Dénes Nagy’s bleak World War II drama is a bold debut, but amidst all the coldness and cruelty, its plot gets lost in the mud.

Ferenc Szabó as Semetka in Natural Light (2021)
Ferenc Szabó as Semetka in Natural Light (2021)Courtesy of Curzon

Natural Light is in UK cinemas now and is available to stream on Curzon Home.

The debut fiction feature by Dénes Nagy was rewarded with the Silver Bear prize for Best Director at the Berlinale in early 2021. It’s an accomplished, haunting film, which has rightly been claimed as part of the swelling wave of exciting new cinema from Hungary, alongside recent work by Ildikó Enyedi and László Nemes. That grouping may prepare you a little for its stark narrative technique, its confined focus and grisly mise en scène.

The film offers a dispatch from the horrors of World War II, specifically the occupation of Soviet lands by the Nazis and their Hungarian allies. The narrative is filleted from a weighty Hungarian novel by Pál Závada, and with a tight field of view that gives us access to little more than what’s under our taciturn protagonist’s nose. The film wallows in its own earthy palette, in which khaki and mud blur into each other, and there’s little dialogue, or music: the soundtrack is dominated by the tramp of marching boots, the metallic clank of guns against belt buckles.

Where the book covers 20 years, Nagy covers three days, giving only the outline of one of the novel’s characters under morally strained circumstances. He’s Corporal Semetka, a less-than-favoured officer in the occupying force, whose own personal tragedy we can easily guess, and who keeps his growing disgust for his work mostly hidden behind his mask of a face: pale blue eyes, taut cheekbones, creases and stubble. It’s a fine, unforced performance by a non-professional actor, Ferenc Szabó. The camera, wielded by DP Tamás Dobos, finds riches in that face, and the faces of Semetka’s colleagues and their victims. Nagy’s documentary background is put to excellent use in finding revelatory images of his non-professional cast: a young woman brushing her hair in the morning sunlight, a scene of everyday beauty in a chilling context.

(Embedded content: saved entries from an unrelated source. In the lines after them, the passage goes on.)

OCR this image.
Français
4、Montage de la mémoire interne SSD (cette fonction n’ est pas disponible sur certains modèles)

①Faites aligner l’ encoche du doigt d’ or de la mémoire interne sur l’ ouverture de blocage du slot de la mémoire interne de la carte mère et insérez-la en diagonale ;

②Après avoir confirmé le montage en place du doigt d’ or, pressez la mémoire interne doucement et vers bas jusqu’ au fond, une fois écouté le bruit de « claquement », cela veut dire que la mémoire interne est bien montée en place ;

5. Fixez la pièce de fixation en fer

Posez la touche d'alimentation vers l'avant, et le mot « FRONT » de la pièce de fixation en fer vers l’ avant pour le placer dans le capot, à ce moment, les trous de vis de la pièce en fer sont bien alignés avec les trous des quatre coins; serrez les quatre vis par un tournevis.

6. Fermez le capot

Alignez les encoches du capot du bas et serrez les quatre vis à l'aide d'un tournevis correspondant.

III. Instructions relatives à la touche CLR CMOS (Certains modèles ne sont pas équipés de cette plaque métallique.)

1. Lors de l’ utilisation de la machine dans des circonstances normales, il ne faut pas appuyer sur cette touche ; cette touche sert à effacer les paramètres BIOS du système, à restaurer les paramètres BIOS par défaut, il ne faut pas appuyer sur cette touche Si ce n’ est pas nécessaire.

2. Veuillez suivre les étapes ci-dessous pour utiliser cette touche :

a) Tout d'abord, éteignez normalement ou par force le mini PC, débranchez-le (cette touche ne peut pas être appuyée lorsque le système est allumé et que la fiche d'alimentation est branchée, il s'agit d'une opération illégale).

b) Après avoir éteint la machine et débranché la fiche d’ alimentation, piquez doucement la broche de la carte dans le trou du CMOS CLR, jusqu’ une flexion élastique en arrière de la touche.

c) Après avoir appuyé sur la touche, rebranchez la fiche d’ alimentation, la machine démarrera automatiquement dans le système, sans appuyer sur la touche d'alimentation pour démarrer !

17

It’s frustrating, then, that so much of the film is shot hanging behind Szabó’s shoulder. There’s little insight to be gleaned from Semetka’s grubby collar, and the limited view can feel irritatingly coy. While there’s a humane reason for keeping much of the violence off-screen, there’s a coolness at work that risks underplaying some of the troops’ transgressions.

The plot consists, roughly, of a grim catalogue of escalating war crimes, as the occupying soldiers steal both sustenance and dignity from the locals, ostensibly as part of a search for Soviet partisans, but transparently in order to intimidate and control the population. The film opens with soldiers commandeering an elk that is being transported downriver by two locals. They leave only the bones behind, but struggle to carry their confiscated meat uphill. It’s no place to be pillaging, and the moral implications of their unfettered greed are clear. “You already took everything!” protest some woodcutters rounded up by Semetka. “We have nothing left.” Walking away from a hut carrying a gift (bribe) of red berries, Semetka spills them wastefully on the forest floor.

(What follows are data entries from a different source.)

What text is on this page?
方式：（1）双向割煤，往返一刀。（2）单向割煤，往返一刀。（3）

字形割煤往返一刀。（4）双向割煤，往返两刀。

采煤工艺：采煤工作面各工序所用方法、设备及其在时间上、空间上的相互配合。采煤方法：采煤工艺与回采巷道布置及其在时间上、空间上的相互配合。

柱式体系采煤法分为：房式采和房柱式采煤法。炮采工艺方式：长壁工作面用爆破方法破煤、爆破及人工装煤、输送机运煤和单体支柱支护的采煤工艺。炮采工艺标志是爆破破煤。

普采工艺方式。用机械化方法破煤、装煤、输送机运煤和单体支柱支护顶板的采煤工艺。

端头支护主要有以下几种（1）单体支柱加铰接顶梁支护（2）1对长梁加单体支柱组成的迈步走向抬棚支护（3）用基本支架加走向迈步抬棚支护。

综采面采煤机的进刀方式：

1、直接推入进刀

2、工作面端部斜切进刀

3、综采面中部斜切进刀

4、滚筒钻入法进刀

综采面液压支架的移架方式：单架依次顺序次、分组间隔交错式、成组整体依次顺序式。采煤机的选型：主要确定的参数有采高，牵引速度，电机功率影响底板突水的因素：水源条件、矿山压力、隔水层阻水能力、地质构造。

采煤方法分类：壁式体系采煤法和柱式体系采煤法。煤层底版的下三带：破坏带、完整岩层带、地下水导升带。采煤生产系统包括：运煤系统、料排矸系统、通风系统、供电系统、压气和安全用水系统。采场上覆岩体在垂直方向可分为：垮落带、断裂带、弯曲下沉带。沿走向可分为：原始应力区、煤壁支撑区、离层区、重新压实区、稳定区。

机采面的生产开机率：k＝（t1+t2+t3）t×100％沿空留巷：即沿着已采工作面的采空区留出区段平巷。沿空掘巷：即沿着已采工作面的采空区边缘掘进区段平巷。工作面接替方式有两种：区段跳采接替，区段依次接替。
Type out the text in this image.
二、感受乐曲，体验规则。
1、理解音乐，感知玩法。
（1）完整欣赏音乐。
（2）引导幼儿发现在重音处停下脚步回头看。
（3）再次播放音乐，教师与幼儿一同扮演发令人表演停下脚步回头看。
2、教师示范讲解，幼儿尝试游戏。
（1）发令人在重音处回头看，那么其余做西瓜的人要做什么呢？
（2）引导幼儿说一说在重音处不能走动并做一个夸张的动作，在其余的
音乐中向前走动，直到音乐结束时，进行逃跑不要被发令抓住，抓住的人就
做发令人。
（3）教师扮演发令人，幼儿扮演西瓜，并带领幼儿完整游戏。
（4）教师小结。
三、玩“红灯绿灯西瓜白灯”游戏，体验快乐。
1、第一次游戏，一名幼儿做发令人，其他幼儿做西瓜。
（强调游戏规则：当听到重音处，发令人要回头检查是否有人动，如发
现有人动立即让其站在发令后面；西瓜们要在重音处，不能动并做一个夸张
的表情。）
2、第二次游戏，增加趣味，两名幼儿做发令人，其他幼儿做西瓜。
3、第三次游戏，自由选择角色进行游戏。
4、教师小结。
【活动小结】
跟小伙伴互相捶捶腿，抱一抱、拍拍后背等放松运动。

Natural Light was shot in Latvian forests in October 2019, in hostile temperatures and with only eight hours of natural light a day. It’s not the light, though, that will linger in your mind after watching this film, but the mud – a corrupting element, a swamp that clings to boots and sucks in the hooves of overburdened horses. In one visually obscene moment, mud from a hut-floor seeps into milk flowing from an overturned jug, as a female villager is threatened with rape. Elsewhere the omnipresent filth is emphasised by repeated vulgar references to excrement. They are all of them, soldiers and villagers alike, somehow in the shit.

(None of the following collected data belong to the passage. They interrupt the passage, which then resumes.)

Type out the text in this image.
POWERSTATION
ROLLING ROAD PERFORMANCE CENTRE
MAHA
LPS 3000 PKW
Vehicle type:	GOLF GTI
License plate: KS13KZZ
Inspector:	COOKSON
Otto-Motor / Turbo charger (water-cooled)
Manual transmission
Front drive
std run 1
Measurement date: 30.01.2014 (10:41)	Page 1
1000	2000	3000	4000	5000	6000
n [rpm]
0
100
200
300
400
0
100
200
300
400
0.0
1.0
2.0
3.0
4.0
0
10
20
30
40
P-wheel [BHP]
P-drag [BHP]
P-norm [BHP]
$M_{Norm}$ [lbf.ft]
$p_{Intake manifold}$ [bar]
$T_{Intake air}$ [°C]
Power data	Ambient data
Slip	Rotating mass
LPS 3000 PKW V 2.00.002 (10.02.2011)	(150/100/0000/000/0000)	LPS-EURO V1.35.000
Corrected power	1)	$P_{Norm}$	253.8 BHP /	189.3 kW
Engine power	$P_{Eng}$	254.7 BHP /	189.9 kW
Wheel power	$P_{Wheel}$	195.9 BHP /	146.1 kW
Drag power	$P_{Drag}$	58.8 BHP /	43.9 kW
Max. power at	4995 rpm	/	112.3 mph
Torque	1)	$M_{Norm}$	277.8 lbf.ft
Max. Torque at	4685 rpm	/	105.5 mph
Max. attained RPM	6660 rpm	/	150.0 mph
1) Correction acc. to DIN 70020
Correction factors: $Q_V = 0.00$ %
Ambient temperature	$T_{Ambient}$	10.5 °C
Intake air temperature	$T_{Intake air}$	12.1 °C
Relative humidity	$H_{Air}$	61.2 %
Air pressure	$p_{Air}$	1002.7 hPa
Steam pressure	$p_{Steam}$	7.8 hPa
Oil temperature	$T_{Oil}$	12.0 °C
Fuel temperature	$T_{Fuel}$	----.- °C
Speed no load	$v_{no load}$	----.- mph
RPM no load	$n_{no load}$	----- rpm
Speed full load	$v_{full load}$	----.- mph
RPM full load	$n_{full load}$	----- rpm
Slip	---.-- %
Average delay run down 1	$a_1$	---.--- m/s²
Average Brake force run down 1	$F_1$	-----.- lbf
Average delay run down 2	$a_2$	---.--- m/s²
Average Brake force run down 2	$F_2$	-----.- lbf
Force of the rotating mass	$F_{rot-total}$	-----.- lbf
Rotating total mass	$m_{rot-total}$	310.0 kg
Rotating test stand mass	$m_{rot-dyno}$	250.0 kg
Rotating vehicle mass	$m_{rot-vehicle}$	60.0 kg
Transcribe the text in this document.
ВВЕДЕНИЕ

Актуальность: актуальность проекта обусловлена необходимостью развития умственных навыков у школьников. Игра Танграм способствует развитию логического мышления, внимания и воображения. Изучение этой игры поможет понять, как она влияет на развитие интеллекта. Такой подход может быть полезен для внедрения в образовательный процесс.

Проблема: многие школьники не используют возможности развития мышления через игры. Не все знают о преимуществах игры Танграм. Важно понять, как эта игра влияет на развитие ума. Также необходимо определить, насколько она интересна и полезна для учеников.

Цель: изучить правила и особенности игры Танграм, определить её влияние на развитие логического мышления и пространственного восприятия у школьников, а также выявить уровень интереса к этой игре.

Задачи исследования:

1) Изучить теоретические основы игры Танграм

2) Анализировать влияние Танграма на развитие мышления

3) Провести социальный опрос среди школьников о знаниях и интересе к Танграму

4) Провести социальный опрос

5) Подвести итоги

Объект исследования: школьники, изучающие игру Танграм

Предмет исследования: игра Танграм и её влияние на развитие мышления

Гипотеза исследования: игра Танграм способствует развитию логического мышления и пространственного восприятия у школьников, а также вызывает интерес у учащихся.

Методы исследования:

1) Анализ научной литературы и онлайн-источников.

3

Inevitably, it all builds to a catastrophic cruelty. The film takes this tragedy in its stride, loitering only with Semetka, his muted moral crisis, and the disdain of his superior officers. It’s clear that neither a fortnight’s furlough, nor a prayer, will give him respite, and there is little for the audience either.

Nagy’s film is impressively austere, making bold narrative choices and raising difficult questions, without the consolations of a redemptive character arc or an easy outlet for audience sympathies. It’s a film begrimed with collective guilt and the shame of moral cowardice, determined to look no further than the muck, and away from the light.